Kala itu kata “buyah” amat terasa begitu ganjil bagiku untuk memanggil seorang pria yang bertanggung jawab akan kehidupan ku didunia. Ya layaknya anak usia kelas 1 sd lainnya, baginya memanggil seorang wanita yang melahirkannya dengan kata “mama” akan begitu tepat jika disandingkan dengan kata “papa”. Terngiang sebuah kejadian yang cukup membuat ku akhirnya bertahan untuk memanggil pria itu dengan kata “buyah”. Ya pagi itu, Idul fitri yang ke-7 bagi Hajar kecil, hari terasa amat sangat menakjubkan karena banyak orang dengan satu kepentingan yang sama yaitu saling bersilaturahmi  berkumpul pada hari itu.
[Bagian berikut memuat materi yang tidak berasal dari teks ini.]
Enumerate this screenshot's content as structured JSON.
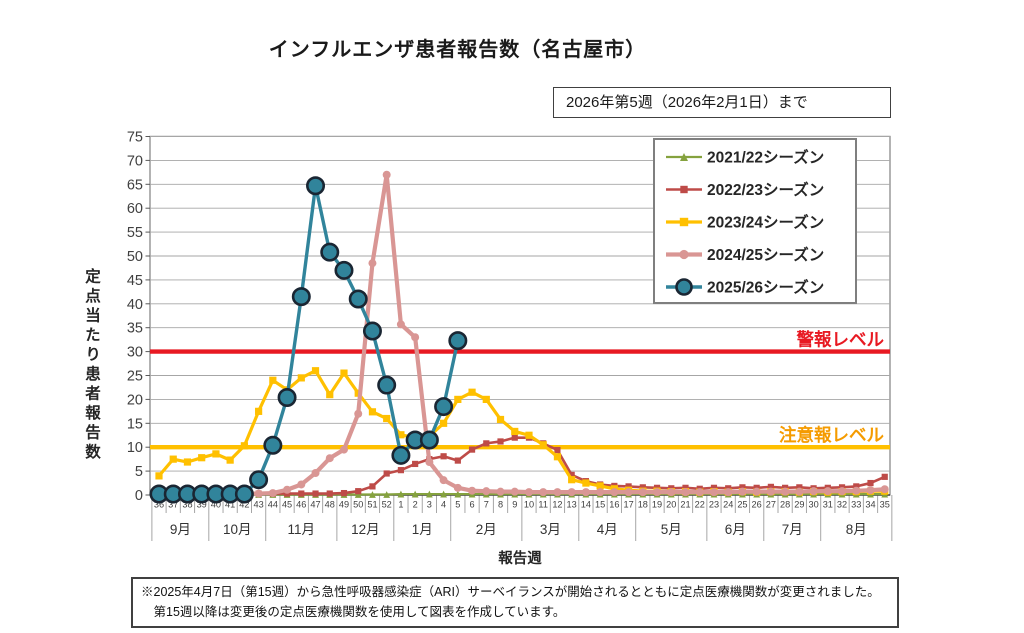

Hajar kecil pun memulai untuk mengenali kumpulan orang itu. Ya, tentu mama tak luput merupakan orang yang mendampingi proses ini. “Aku mau manggil buyah dengan sebutan papa” rengek Hajar kecil dihadapan kumpulan orang itu. Ketika mama masih berusaha untuk membujuknya, datanglah seorang yang nampak berusia lebih muda dari mama. “Kalau buyah dipanggil papa nanti ketuker dong panggilannya sama papa sibat”, ujar seseorang yang datang tersebut.  Ya Hajar kecil baru saja menyadari, ada begitu banyak orang dalam kumpulan tersebut yang harus dipanggilnya dengan sebutan papa, ayah dan buyah. Dengan keterbatasan pengetahuan yang dimilikinya saat itu, Hajar kecil pun akhirnya menerimanya, ya menerima untuk memanggil pria itu dengan kata Buyah.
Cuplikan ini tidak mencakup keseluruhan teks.